Fridolin merely nodded. In the course of a year he had met Dr Roediger two or three times here in the house. This pale, excessively slim young man with glasses and a short blond beard, a lecturer in history at Vienna University, had made a favourable impression on him, without, however, rousing any further curiosity. Marianne would certainly look better than she did, he thought, if she were his mistress. Her hair would be less dry, her lips redder and fuller. How old would she be? he wondered. When I was first called out to the Court Counsellor’s three or four years ago, she was twenty-three. Her mother was still alive then. She was more cheerful when her mother was alive. Didn’t she take singing lessons for a while? So she’s going to marry this lecturer. Why is she doing it? Certainly she isn’t in love with him and he can’t have much money either. What sort of marriage will it turn out to be? Well, a marriage like a thousand others. What concern is it of mine? It’s quite possible that I shall never see her again, since I will no longer have any function in this house. Ah, how many people I’ve never seen again, who were closer to me than she is.

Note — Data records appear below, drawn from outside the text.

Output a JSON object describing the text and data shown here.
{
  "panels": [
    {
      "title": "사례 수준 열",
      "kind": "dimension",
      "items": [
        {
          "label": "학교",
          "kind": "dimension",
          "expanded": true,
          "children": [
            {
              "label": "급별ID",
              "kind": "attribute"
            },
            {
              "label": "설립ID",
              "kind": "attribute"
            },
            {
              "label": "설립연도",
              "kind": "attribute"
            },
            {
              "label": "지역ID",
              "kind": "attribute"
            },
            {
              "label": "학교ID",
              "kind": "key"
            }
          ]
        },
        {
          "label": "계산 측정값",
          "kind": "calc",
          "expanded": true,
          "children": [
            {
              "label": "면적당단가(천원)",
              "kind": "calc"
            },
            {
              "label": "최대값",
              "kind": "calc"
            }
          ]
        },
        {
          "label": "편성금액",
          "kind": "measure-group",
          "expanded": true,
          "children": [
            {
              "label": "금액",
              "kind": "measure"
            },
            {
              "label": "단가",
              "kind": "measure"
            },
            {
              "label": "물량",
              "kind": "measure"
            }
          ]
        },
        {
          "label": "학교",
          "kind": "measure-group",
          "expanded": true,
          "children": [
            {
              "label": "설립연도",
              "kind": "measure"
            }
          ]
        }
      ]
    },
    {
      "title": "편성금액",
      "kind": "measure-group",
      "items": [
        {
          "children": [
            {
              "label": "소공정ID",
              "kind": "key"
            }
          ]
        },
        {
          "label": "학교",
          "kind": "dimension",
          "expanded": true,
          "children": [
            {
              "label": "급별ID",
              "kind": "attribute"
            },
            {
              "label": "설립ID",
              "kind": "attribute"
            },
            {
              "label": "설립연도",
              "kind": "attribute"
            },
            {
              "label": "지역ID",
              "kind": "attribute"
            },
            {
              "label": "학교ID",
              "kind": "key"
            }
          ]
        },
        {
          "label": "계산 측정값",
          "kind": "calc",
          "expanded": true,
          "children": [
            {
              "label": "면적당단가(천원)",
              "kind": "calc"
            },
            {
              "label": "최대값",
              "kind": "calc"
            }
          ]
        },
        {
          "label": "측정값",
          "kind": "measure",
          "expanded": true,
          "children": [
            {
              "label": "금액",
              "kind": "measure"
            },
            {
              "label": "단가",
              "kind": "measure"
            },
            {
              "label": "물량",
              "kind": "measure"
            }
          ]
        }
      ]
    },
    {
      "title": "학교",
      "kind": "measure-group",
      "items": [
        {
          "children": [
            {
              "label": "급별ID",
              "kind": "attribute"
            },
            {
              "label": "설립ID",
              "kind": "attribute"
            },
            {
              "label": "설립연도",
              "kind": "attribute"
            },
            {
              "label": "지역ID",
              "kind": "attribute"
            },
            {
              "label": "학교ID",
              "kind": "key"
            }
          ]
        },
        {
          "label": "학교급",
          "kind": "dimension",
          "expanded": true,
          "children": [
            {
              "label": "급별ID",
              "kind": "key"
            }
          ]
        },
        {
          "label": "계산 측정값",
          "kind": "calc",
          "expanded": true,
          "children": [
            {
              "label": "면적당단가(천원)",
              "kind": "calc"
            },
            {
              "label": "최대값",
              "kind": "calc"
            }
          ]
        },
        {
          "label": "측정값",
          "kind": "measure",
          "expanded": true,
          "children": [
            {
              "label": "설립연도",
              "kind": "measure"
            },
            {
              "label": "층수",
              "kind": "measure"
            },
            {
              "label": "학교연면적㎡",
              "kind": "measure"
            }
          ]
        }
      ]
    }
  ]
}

While these thoughts were running through his head, Marianne had begun to talk about the dead man, moreover with a certain urgency, as though by virtue of the mere fact of his death he had suddenly become a person of distinction. Was he really only fifty-four years old? Of course, the many worries and disappointments, his wife forever ailing, and his son too had given him a great deal of trouble! What, she had a brother? Yes, certainly! Surely she had told the doctor about him once before.